La rapide évolution de la technologie nous pousse à rechercher la nouveauté. Smartphones, ordinateurs, gadgets… nous voulons le dernier modèle, même quand nous n’en avons pas besoin, y compris quand l’ancien marche parfaitement bien.

Cela ne s’applique pas seulement aux consommateurs. Cette course aux nouvelles technologies concerne tout autant le monde du B2B. Pour se distinguer et rester en tête de peloton, il faut proposer des technologies toujours plus rapides, performantes, innovantes, à la pointe de la pointe.

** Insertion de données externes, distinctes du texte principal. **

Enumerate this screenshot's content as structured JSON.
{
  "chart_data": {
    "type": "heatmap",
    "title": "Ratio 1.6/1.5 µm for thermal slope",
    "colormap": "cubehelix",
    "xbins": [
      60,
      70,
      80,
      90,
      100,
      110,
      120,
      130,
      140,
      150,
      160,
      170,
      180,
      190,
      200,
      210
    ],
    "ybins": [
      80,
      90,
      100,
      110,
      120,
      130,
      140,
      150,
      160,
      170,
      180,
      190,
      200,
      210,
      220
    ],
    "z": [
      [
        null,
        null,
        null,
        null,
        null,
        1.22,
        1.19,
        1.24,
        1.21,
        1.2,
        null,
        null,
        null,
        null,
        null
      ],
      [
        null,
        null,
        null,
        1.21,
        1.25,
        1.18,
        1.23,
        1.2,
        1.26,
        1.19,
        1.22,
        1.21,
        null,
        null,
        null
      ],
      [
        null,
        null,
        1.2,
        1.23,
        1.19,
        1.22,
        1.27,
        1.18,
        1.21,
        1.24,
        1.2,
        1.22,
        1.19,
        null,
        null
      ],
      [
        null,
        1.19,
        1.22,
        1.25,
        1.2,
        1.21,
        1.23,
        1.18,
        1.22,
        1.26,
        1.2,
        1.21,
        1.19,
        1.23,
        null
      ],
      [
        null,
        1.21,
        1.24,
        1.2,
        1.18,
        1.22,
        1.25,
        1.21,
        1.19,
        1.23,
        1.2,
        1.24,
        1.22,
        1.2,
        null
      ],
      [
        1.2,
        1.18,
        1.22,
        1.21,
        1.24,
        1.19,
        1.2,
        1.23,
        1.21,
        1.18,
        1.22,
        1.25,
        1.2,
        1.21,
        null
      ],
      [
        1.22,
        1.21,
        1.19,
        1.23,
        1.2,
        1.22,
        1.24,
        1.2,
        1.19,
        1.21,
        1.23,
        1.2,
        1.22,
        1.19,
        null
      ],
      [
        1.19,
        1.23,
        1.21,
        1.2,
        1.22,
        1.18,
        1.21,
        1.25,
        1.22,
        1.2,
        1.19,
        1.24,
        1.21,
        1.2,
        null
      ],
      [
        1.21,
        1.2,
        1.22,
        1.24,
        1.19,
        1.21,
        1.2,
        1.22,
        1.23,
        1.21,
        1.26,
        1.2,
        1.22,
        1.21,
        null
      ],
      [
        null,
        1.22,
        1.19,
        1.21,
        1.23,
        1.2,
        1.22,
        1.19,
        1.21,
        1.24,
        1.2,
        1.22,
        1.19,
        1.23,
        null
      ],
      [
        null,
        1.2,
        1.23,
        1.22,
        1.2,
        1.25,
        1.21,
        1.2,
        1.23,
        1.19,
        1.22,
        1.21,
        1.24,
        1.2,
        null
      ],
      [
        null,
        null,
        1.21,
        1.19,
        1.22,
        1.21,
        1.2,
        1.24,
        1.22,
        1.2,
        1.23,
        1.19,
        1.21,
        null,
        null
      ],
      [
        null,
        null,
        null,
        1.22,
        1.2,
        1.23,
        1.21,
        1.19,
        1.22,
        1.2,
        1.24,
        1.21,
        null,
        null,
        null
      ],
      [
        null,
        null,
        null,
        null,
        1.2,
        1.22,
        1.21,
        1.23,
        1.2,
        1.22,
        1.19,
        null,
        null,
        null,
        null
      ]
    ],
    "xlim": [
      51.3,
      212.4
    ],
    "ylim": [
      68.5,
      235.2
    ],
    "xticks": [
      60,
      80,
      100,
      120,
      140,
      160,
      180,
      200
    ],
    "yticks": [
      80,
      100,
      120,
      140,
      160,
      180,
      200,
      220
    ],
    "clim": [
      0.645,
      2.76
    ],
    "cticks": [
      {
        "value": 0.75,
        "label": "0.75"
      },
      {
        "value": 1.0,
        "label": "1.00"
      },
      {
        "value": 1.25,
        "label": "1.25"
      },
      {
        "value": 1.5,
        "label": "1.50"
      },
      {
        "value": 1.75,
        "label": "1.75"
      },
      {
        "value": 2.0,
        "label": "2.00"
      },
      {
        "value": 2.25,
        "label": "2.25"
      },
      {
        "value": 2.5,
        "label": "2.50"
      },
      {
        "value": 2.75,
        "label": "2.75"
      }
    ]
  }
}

Le problème est que nous laissons derrière nous un monceau d’équipements technologiques tout à fait fonctionnels, ou pouvant être facilement reconditionnés. Au lieu de cela, nous les jetons avant leur fin de vie et ils finissent dans des décharges où ils répandent des matières toxiques dans le sol et les eaux. Et cela ne fait qu’ajouter à la pollution émise dès le départ lors de la fabrication. En effet, environ 90 % de l’empreinte carbone d’un smartphone est dûe à sa fabrication et seulement 10 % à son usage.

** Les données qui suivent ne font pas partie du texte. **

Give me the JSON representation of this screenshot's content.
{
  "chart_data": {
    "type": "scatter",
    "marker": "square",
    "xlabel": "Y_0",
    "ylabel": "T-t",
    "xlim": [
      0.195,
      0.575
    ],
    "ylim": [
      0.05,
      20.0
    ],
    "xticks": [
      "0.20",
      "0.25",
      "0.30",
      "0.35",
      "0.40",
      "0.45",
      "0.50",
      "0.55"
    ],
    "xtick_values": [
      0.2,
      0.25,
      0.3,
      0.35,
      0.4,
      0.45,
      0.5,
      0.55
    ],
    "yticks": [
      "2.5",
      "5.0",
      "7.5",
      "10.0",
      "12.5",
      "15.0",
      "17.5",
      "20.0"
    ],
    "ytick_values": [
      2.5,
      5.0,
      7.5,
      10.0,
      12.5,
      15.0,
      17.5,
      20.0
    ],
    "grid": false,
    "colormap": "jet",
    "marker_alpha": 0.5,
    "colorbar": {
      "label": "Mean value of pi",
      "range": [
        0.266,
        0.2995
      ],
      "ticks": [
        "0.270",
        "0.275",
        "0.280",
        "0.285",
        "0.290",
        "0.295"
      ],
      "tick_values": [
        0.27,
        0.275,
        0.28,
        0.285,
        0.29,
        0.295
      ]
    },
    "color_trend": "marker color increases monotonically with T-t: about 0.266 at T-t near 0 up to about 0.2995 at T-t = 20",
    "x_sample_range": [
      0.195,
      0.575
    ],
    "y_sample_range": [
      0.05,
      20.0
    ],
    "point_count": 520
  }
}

En moyenne, les Européens changent de téléphone tous les trois ans. Prolonger la durée de vie d’un portable à quatre ans pourrait drastiquement réduire les émissions de carbone. Cela reviendrait à retirer 2 millions de voitures de la circulation chaque année, l’équivalent du parc automobile d’Irlande.

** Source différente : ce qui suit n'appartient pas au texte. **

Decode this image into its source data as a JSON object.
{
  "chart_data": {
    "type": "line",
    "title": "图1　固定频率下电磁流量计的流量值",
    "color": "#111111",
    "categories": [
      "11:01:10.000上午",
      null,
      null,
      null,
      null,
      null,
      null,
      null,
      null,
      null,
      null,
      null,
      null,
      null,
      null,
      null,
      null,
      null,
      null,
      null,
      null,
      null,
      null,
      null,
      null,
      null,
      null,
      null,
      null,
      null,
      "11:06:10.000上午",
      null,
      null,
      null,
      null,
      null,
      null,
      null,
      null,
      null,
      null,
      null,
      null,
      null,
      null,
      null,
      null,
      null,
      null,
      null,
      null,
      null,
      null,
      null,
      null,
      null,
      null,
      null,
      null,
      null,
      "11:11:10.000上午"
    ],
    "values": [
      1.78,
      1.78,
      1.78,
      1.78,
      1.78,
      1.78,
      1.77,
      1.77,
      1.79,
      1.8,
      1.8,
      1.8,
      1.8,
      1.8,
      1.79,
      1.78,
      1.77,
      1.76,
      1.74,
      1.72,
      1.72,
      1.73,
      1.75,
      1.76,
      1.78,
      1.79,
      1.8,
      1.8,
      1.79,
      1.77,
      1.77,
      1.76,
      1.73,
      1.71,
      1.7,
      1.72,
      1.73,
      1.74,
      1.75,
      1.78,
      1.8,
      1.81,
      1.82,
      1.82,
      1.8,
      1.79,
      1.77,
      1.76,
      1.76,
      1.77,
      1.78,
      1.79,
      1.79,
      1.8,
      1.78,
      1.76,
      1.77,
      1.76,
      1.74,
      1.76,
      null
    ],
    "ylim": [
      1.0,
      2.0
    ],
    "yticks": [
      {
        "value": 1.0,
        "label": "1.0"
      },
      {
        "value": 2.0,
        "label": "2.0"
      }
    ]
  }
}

Alors que l’impact environnemental du numérique fait l’objet d’une vigilance accrue, nous devons apprendre de toute urgence à être plus performants, tout en réduisant notre consommation. Le numérique avance à pas de géant et son empreinte carbone devrait doubler d’ici 2025. Si nous voulons changer la donne, chacun doit être attentif aux conséquences de ses actes et prendre ses responsabilités.

Heureusement, des individus, des entreprises et des États se mobilisent de façon concrète en faveur de la sobriété technologique.

Longue vie aux objets !

Les efforts nationaux de sensibilisation, comme la vidéo « Longue vie aux objets » sortie récemment en France et les initiatives du « droit à la réparation », de plus en plus populaire dans les pays occidentaux (notamment grâce à des actions citoyennes), se rejoignent en un mouvement concerté d’alignement des politiques, des campagnes de sensibilisation et autres actions afin d’en augmenter l’impact. Leur objectif est de changer les comportements et de prolonger la durée de vie des appareils.

Par ailleurs, il devient de plus en plus intéressant pour les entreprises de passer au reconditionnement d’équipements technologiques. Un téléphone portable peut fonctionner plusieurs années malgré un écran fissuré ou une vieille batterie au prix de réparations mineures. Des places de marché dédiées aux objets tech d’occasion, comme Back Market et Swappie, donnent une seconde vie à des appareils qui auraient fini à la décharge. Et elles rencontrent un franc succès !

Les fournisseurs de services cloud cherchent eux aussi à réduire l’impact environnemental de la tech. Pour satisfaire la demande, les équipements doivent être toujours plus rapides et efficaces. Résultat : un écosystème où le cycle de vie moyen d’un disque dur n’est que de trois à quatre ans. Cependant, plusieurs initiatives ont été mises en place pour prolonger la durée d’utilisation du matériel et minimiser l’empreinte environnementale de l’industrie.

Le rôle des fournisseurs cloud

Étant donné l’impact du secteur sur notre planète, les fournisseurs de services cloud se doivent de promouvoir des pratiques durables. Les datacenters représentent environ 1 % de la consommation mondiale d’électricité et hébergent des dizaines de milliers, voire des millions de disques durs chacun.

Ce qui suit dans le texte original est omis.